“Morrer – dormir – Dormir!
Talvez sonhar. Aí está o obstáculo!
Os sonhos que hão de vir no sono da morte
Quando tivermos escapado ao tumulto vital
Nos obrigam a hesitar: e é essa reflexão
Que dá à desventura uma vida tão longa”
(Hamlet – W. Shakespeare)
A vida é uma série de acontecimentos aleatórios, surpreendentes (ou não) bons (ou não), cuja única e inexorável certeza é que tem fim, pois a morte é o fim de quem vive, fisicamente, para os que acreditam em outras hipóteses, mesmo nelas, esse RG e CPF, se apagam.

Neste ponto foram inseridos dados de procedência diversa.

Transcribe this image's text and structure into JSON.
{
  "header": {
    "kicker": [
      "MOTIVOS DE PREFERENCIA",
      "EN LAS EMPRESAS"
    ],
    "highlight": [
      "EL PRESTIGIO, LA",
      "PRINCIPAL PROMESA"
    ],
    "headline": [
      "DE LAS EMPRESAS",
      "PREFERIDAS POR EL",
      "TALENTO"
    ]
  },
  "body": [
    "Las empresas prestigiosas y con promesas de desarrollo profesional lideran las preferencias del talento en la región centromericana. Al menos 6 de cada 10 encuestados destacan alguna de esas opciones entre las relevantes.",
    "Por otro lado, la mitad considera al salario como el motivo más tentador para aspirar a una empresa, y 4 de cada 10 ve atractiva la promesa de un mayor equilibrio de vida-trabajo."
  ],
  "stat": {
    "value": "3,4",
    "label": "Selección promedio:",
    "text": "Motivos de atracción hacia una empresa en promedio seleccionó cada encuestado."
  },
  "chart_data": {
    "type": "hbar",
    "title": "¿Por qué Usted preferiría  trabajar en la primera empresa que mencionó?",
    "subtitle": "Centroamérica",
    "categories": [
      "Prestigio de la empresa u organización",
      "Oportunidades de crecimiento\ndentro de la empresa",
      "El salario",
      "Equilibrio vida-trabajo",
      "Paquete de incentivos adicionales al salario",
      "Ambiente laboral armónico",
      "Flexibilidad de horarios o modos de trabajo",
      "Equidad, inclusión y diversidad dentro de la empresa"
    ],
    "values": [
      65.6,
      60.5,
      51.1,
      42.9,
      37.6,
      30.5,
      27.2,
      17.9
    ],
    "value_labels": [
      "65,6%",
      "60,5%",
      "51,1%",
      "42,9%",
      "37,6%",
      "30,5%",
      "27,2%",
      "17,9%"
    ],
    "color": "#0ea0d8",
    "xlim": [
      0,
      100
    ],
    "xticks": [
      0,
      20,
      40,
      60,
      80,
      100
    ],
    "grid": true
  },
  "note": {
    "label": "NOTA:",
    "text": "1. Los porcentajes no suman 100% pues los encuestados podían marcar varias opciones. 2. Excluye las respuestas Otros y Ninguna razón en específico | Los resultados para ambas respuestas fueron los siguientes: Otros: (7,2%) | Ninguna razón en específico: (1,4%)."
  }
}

Por essas incertezas, os humanos, aparentemente os seres mais evoluídos (em tese), criaram deus, deuses, deusas, seres extraordinários (as), muito acima de nós, para que fossem benevolentes com nossas jornadas, apagando nossos desacertos e, quem sabe, dando-nos uma vida ulterior, uma escatologia melhor e duradoura, noutras, vingamos uns aos outros, com o fogo eterno, pois daquela morada ninguém jamais voltou, como diz o bardo inglês.
Nessa jornada de incertezas, exceto aquela fatal, vamos trilhando caminhos próprios e que quase sempre são tortuosos e doloridos, eventualmente com momentos intensos de felicidade e bons augúrios, que de tão rápido não percebemos e não aproveitamos plenamente, mas também é parte de nós e de nossa interação com o mundo, cuja vontade individual é (deveria ser) a busca pelo coletivo, pelas possibilidades de que aquilo que conseguimos pudesse ser o comum a todos e todas, obviamente que isso não é regra, pois o espelho é voltado para os pouquíssimos bilionários/trilionários, cujo fim será o mesmo daquele que ganha 1 real por dia.
A aventura humana é extremamente curta diante do tempo da Terra, esse planeta tão aleatório, assim como foi a forma de onde surgimos, de onde viemos, e sem sabermos para onde vamos, principalmente pelo grau destruidor que descobrimos ter, a capacidade de ruptura da existência com uma hecatombe à mão, fruto de nossa imensa sabedoria, para bem ou para o mal, mais pelo segundo do que pelo primeiro. Mesmo ela, a sapiência, não nos elevou aos melhores graus de consciência e de entendimento de que nosso destino poderia ser melhor, no entanto, pelo andar da carruagem, nada nos fará escapar do fim coletivo, o individual, repito, é certo.
O papel que cumprimos no mundo, valores e padrões civilizatórios estão cada dia menos relevantes, aceitamos a derrocada humana como algo natural, inescapável, então procura-se esvaziar o que se conseguiu por alguns milhares de anos, tornando a vida algo insuportável, miserável materialmente e de ideias, utopias e perspectivas, como se viver dignamente, para que todos tenham direitos, não passe de uma teimosia, de pessoas chatas, que insistem na possibilidade de remar contra a maré.
Azedo estou, não posso negar, o que se explica pelo, talvez, peso (idade, ou cinismo) do meu próprio tempo que se esgota, com uma quase certeza do fracasso (pessoal e coletivo) de que poderíamos mudar o mundo, mas não fizemos, ao mesmo tempo, insistir em teimar e resistir de toda forma, sem se entregar ao comum e ao elementar, nem mesmo a aceitar o porvir e se entregar, para apenas contemplar o caos., isso também faz parte da vida e de nossas reflexões mais “maduras”.
Assim vamos e voltamos ao ponto, por quanto mais?
Senão porque o terror de alguma coisa após a morte –
O país não descoberto, de cujos confins
Jamais voltou nenhum viajante – nos confunde a vontade,
Nos faz preferir e suportar os males que já temos,
A fugirmos pra outros que desconhecemos?